There is of course the even deeper issue-- who has the right to this land? Yikes. A big topic, a controversial topic. There is a lot of pride around the heritage of dairy farms throughout Point Reyes, and I respect and support this heritage, and all the families it has supported. However, cows may have been here for 200 years, but elk-- thousands, thousands, thousands. Who has the right to this land? It is a question that hurts in me; I love this place deeply, but I don't feel I have a right to it. If I could, I'd give it all back to the native people who cared for it best, people who are almost gone. But then, what would I love? Where would I settle down? It's an unanswerable riddle, but just airing it sometimes feels helpful. And it seems we can only earn our place somewhere if we love and respect all of the beings to whom it belongs, human interests only an equal slice in the pinwheel of needs and niches.


Anyway. I had a startling thought as I studied the elk fence from afar, noting the stark line of shorn grass on the cow side. I wondered if, a year ago when I visited this place with Asia Suler, the first stirrings of Elk Lines just beginning in me, when I first asked the place to guide my writing hand with whatever new project needed to come through-- I wondered if the elk, already dying of drought, had in some way spoken. Tell our story. Tell our story. Asia and I buried a quartz crystal in a patch of iris where we watched a herd of female elk and their calves graze. I knew with certainty on that day that my next story would be about elk. It became very clear. I thought of that quartz often as I wrote, hoping I was writing true. In my story, the elk are dying of disease, spread from the cows. I had no idea the elk of Point Reyes were truly dying in any unnatural way at all, until now. I wonder if this is partly why this story came.

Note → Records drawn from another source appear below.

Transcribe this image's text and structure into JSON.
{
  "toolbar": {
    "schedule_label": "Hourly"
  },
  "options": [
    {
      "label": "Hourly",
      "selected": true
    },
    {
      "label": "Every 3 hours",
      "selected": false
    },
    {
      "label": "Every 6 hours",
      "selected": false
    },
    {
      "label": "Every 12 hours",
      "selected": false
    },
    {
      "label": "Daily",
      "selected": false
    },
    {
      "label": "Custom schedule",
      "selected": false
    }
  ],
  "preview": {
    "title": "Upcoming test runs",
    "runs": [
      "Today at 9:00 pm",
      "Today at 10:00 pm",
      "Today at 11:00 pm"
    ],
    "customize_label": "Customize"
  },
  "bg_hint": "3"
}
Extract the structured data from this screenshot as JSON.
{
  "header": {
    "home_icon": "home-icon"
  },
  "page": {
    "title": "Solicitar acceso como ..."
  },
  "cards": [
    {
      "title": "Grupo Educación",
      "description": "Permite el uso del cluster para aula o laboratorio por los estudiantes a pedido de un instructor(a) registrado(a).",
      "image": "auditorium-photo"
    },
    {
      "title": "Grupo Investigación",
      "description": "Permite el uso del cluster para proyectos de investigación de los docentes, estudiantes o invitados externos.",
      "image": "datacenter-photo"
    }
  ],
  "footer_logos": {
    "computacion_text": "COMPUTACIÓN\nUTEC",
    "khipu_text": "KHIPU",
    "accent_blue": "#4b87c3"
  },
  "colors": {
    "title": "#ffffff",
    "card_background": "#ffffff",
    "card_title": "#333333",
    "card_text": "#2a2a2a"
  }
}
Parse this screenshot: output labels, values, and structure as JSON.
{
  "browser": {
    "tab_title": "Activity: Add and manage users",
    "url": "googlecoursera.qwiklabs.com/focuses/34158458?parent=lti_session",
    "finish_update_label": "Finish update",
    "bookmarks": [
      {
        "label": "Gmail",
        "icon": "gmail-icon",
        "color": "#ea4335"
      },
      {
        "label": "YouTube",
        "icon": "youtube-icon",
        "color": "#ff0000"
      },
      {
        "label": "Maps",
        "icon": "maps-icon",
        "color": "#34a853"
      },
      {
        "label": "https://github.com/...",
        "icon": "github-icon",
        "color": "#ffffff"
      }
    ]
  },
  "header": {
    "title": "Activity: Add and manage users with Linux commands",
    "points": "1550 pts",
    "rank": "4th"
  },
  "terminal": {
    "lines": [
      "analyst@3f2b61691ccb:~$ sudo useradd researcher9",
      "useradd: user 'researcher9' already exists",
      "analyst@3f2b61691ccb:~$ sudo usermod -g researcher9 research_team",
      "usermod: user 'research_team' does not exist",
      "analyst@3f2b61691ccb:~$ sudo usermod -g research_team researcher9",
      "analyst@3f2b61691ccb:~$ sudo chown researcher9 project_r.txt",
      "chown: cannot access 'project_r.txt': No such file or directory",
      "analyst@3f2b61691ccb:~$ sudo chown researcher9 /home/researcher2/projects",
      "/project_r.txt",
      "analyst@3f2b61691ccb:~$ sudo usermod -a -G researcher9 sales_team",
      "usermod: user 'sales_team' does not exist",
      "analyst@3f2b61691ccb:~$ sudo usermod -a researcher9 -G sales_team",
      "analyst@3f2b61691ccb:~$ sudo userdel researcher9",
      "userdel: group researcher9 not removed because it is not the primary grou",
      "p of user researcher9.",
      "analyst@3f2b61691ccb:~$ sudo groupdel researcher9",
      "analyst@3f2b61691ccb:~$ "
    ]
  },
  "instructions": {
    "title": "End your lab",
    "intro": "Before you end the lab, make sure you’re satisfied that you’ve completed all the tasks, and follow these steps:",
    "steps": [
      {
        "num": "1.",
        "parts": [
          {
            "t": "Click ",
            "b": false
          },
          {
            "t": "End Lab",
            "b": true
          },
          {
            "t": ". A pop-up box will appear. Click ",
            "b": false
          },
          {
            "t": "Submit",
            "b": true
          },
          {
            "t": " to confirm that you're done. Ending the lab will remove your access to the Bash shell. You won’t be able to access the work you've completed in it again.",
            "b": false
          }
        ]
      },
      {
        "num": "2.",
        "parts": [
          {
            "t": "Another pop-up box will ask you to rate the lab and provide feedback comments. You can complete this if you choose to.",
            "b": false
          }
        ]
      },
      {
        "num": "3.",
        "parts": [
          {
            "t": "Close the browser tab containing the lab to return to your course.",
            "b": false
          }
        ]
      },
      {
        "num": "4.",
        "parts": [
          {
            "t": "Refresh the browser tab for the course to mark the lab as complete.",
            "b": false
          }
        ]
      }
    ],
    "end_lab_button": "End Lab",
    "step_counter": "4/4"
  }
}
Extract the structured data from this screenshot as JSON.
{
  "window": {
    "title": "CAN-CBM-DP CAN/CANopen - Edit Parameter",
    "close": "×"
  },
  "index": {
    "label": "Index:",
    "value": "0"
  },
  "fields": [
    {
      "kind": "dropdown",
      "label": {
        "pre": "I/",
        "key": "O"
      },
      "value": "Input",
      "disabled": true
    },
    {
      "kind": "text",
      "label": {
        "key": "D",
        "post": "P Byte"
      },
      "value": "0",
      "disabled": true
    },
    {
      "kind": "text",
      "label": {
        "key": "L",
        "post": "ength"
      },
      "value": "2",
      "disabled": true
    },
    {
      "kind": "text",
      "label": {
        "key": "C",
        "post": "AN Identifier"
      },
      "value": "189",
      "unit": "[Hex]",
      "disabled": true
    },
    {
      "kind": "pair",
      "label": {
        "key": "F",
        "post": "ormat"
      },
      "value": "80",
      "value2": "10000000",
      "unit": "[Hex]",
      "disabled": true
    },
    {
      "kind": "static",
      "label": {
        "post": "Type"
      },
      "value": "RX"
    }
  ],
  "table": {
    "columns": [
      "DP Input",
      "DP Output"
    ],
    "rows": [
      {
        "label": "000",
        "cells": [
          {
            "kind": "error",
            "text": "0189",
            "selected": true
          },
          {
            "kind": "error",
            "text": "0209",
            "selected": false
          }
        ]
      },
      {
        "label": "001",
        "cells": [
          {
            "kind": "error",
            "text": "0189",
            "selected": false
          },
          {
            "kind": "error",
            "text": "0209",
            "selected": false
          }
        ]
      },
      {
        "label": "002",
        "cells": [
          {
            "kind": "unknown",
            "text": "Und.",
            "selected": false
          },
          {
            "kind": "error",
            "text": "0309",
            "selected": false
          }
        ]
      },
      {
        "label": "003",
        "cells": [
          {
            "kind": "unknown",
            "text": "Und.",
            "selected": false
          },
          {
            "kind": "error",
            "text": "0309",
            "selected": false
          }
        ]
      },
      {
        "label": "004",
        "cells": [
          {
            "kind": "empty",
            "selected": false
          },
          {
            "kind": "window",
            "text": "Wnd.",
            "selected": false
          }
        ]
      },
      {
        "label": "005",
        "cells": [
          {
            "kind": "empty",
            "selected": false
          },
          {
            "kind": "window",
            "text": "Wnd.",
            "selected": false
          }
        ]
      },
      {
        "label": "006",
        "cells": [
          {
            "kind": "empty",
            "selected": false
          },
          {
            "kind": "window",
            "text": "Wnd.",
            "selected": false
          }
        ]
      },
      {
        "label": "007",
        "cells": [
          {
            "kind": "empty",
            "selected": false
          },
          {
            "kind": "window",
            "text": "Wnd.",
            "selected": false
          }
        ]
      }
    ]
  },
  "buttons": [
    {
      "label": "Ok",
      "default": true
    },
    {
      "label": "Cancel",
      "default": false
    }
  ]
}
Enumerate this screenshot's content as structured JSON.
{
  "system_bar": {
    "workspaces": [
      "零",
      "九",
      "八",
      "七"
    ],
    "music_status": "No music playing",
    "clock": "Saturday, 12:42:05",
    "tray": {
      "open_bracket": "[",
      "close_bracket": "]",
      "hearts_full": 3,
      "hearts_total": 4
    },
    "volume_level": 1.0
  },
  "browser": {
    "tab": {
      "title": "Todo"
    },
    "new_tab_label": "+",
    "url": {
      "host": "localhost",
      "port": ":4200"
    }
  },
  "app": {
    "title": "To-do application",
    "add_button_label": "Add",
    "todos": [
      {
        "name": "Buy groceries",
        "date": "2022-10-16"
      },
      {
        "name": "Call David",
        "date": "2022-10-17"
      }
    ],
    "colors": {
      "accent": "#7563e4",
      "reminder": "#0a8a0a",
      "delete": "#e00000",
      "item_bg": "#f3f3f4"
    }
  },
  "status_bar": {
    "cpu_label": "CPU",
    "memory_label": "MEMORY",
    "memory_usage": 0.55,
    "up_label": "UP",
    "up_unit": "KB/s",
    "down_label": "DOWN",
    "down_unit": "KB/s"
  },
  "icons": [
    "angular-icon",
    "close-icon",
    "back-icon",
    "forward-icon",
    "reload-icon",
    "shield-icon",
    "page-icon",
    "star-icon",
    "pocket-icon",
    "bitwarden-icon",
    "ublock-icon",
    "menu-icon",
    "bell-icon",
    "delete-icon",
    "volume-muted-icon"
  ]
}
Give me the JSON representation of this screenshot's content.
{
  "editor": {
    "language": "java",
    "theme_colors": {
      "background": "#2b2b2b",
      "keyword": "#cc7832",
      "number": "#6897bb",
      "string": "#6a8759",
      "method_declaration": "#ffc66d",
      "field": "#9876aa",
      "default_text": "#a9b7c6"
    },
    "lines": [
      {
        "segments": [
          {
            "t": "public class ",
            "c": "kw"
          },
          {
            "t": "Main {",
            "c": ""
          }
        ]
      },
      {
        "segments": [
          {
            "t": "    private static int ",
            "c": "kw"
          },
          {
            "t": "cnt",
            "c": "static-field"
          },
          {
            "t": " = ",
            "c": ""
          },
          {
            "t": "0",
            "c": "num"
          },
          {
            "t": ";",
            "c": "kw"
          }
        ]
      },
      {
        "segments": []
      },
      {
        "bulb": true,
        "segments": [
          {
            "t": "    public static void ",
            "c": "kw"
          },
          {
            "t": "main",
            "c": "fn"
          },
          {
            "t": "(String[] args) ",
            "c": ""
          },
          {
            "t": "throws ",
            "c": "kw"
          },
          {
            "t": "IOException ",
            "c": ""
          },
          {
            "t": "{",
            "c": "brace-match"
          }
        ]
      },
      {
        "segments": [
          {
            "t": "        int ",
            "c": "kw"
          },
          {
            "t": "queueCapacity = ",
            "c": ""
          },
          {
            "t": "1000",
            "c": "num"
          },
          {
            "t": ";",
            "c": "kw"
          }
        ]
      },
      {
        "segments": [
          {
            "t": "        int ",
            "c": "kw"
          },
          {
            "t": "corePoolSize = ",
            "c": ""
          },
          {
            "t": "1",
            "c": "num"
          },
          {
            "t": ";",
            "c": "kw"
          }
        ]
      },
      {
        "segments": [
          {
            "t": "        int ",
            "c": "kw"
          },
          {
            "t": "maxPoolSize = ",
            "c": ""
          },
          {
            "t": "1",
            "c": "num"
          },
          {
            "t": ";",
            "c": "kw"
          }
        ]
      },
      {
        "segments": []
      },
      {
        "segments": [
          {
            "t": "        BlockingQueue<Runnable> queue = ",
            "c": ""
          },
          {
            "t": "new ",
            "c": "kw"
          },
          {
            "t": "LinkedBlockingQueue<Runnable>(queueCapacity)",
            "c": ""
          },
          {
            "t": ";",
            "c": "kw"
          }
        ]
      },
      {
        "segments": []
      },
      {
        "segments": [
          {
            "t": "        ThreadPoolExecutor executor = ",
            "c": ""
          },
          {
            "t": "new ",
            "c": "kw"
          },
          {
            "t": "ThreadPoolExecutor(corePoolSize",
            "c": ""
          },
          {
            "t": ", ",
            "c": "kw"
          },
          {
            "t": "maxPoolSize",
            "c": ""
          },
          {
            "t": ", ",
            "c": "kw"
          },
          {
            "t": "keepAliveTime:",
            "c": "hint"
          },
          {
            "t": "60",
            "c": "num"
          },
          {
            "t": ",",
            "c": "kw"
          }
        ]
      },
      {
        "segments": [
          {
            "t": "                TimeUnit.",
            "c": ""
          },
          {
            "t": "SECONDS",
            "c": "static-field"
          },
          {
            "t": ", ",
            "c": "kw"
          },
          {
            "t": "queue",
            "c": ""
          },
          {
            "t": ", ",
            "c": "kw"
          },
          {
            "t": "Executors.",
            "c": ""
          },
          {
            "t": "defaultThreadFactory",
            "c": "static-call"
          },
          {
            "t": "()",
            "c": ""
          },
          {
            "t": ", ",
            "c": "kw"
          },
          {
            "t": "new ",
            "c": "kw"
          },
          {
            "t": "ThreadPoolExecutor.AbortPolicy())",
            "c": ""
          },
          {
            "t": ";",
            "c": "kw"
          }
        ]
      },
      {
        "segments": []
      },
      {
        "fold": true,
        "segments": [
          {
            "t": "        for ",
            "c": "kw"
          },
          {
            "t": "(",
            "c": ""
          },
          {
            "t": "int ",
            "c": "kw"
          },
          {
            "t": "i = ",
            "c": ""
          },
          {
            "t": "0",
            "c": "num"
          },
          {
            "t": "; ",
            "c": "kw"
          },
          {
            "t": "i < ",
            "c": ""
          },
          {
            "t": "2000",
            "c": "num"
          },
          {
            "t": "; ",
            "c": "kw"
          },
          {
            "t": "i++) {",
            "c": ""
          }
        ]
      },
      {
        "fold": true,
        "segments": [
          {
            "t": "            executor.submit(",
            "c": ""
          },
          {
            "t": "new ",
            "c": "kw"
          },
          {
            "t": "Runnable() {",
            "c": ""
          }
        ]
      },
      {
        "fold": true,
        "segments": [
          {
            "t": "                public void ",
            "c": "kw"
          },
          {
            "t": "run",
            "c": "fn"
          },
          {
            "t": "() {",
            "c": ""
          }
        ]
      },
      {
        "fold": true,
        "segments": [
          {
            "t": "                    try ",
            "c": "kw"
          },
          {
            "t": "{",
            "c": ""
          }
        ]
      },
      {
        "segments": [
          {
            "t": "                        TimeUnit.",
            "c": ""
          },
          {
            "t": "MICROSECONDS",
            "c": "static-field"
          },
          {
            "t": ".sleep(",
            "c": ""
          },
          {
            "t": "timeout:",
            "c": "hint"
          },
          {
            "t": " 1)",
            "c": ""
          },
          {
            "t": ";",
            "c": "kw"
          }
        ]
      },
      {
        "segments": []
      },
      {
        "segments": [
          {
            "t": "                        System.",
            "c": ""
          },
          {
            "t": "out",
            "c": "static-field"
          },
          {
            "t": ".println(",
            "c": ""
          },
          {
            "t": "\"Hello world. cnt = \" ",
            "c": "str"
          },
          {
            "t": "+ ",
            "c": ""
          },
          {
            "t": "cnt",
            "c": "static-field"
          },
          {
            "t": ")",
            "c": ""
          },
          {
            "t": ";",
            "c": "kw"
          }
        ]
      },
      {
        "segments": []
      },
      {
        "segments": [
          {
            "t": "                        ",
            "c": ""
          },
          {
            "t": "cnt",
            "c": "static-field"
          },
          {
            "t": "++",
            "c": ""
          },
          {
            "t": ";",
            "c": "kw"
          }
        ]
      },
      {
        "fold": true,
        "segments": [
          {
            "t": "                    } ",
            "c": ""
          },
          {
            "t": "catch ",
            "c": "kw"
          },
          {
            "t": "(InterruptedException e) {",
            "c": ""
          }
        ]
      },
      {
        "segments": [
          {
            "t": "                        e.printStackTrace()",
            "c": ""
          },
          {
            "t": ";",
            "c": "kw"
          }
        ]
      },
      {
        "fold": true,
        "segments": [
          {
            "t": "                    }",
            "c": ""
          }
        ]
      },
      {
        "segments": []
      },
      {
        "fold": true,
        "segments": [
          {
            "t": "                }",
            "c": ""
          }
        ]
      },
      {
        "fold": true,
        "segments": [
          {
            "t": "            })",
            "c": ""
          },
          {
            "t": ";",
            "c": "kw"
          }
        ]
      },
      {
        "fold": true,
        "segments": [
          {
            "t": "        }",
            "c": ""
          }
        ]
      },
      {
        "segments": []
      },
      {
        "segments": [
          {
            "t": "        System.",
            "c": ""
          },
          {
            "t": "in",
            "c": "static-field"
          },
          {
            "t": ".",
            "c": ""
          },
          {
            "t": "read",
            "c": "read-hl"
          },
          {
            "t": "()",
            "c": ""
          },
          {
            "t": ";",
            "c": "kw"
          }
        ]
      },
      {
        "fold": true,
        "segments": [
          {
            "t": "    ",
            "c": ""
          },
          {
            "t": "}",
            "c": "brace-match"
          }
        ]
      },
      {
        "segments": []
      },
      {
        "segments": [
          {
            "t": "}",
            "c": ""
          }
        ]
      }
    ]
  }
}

I hope desperately I can do them justice in whatever humble way I can manage. Even if it is "all in the balance," and the "natural order of things," half the population here is dead. Brother elk, sister elk, son elk, mother elk.  Dead too fast. Don't think they do not mourn one another. It is dangerous, when we forget this. When we trick ourselves into thinking animals have no emotions, and therefore death by thirst is no big deal. I read once that when Bernie Krause, a soundscape ecologist, heard a father beaver discover that his dam with mate and babies inside had been destroyed, the keening sound he made long into the night, circling and circling, was the most heart breaking noise Krause had ever heard. It reduced him to tears. He instantly recognized, in the part of him that was no different than the beaver, the sound of animal grieving.